つまり、戦犯という「生贄」に全責任を背負ってもらい「みんな騙されていた」という共通物語を作るということです。確かに、占領国たるアメリカと日本国民の利害がこの点では一致していました。

その儀式が東京裁判だったというのです。

もちろん、当時の日本人はそんなことは茶番なことはうっすらと思いつつ、東條さんたちに泥をかぶってもらったのでしょう。実際、伊丹万作は『戦争責任者の問題』というエッセイでこう書いています。

だまされたもの必ずしも正しくないことを指摘するだけにとどまらず、私はさらに進んで、「だまされるということ自体がすでに一つの悪である」ことを主張したいのである。

だまされるということはもちろん知識の不足からもくるが、半分は信念すなわち意志の薄弱からくるのである。我々は昔から「不明を謝す」という一つの表現を持つている。これは明らかに知能の不足を罪と認める思想にほかならぬ。つまり、だまされるということもまた一つの罪であり、昔から決していばつていいこととは、されていないのである。(伊丹万作『戦争責任者の問題』)



何よりも外国によって勝手に裁判をされた事自体、国辱的な話ですがそれ以上に食うことが大事だったほど、日本は当時追い込まれていたのです。

さて、はたしてこのコロナ騒動ではどうなるのでしょう。
日本はじめアジア諸国での被害が少ないことだけは明らかな今、これからそのエネルギーは自粛ではなく、経済再生に向かう必要があります。

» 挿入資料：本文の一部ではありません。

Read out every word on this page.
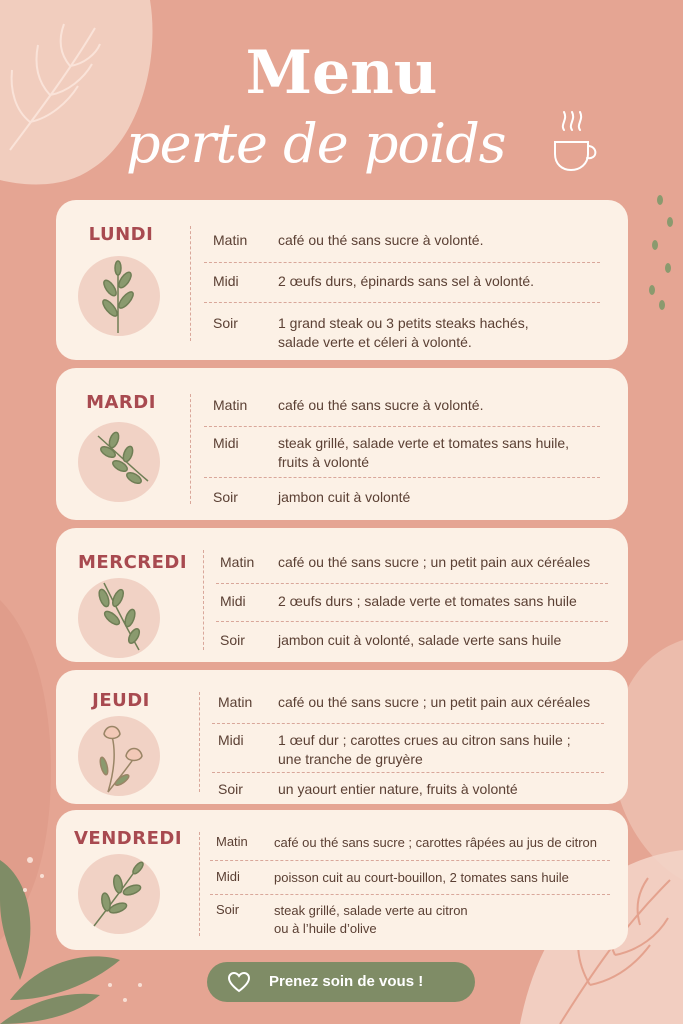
Menu
perte de poids
LUNDI	Matin café ou thé sans sucre à volonté.
Midi	2 œufs durs, épinards sans sel à volonté.
Soir	1 grand steak ou 3 petits steaks hachés,
salade verte et céleri à volonté.
MARDI	Matin café ou thé sans sucre à volonté.
Midi	steak grillé, salade verte et tomates sans huile,
fruits à volonté
Soir	jambon cuit à volonté
MERCREDI	Matin café ou thé sans sucre ; un petit pain aux céréales
Midi 2 œufs durs ; salade verte et tomates sans huile
Soir jambon cuit à volonté, salade verte sans huile
JEUDI	Matin café ou thé sans sucre ; un petit pain aux céréales
Midi 1 œuf dur ; carottes crues au citron sans huile ;
une tranche de gruyère
Soir	un yaourt entier nature, fruits à volonté
VENDREDI	Matin café ou thé sans sucre ; carottes râpées au jus de citron
Midi	poisson cuit au court-bouillon, 2 tomates sans huile
Soir	steak grillé, salade verte au citron
ou à l’huile d’olive
Prenez soin de vous !
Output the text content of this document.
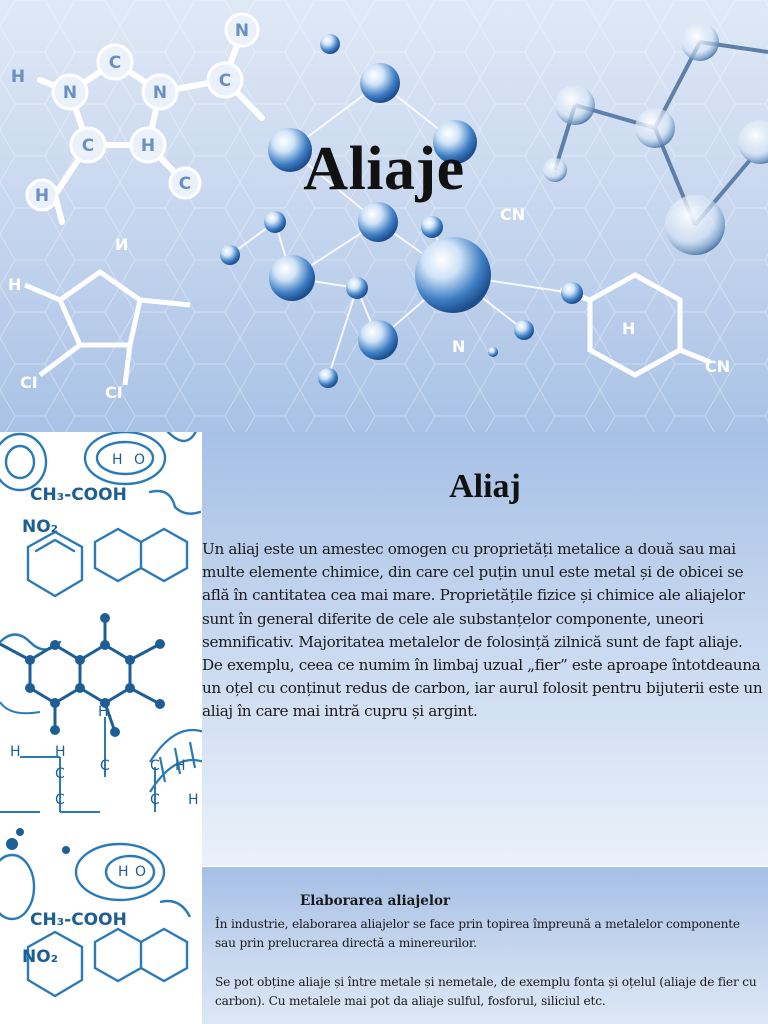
N
C
N
H
C
C
N
C
H
H
H
CI
CI
И
CN
N
H
CN
Aliaje
CH₃-COOH
NO₂
CH₃-COOH
NO₂
H O
H
H
H
C	C	C H
C	C H
H O
Aliaj

Un aliaj este un amestec omogen cu proprietăți metalice a două sau mai multe elemente chimice, din care cel puțin unul este metal și de obicei se află în cantitatea cea mai mare. Proprietățile fizice și chimice ale aliajelor sunt în general diferite de cele ale substanțelor componente, uneori semnificativ. Majoritatea metalelor de folosință zilnică sunt de fapt aliaje. De exemplu, ceea ce numim în limbaj uzual „fier” este aproape întotdeauna un oțel cu conținut redus de carbon, iar aurul folosit pentru bijuterii este un aliaj în care mai intră cupru și argint.

Elaborarea aliajelor

În industrie, elaborarea aliajelor se face prin topirea împreună a metalelor componente sau prin prelucrarea directă a minereurilor.

Se pot obține aliaje și între metale și nemetale, de exemplu fonta și oțelul (aliaje de fier cu carbon). Cu metalele mai pot da aliaje sulful, fosforul, siliciul etc.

なにせ、以前、指摘したとおり経済はコロナより多くの人を殺すのですから。
日本の完全失業率の推移 もはやコロナ犠牲者の定義を変える時期だ(犠牲者総数=「感染による犠牲者」と「経済苦による犠牲者」) 今回日本国内でも国論が分断されお互い対立している勢力が存在します。
引き続き、ゼロリスクを実現するため経済を停止してでもコロナ対策をするべきだという人(多くは所得に困らない人)。そして、今、生きていくために働かなくてはいけない人たち。

とはいえ、そろそろ熱狂から冷めてお互い手を取り合って前に進む時期が来ていることだけは間違いありません。

まとめ

さて、あと2日でうちの会社も長い休業のトンネルが終わり事業が再開します。
しかし、この2ヶ月のダメージは正直大きすぎました。世界大恐慌時と同じくらいのGDPのマイナスと、失業率を生み出すことでしょう。

私も、人生で返せるかわからないくらい借金をしました。
ここから、先の見えないトンネルを前向きに進まなくてはいけません。

となると、やはりここで必要なのは分断した日本国民同士が手を取り合って前に進むという確約です。

ワイドショーは視聴率を取れれば何でも良いのでしょうが、彼らだってこの状況が続けばダメージは大きくなり、コロナ芸人だけが勝ち組、残りの日本国民全員が負け組、という事態だって起きてしまうわけです。

そうならないための解決策を歴史に見出すというのも一つではないでしょうか。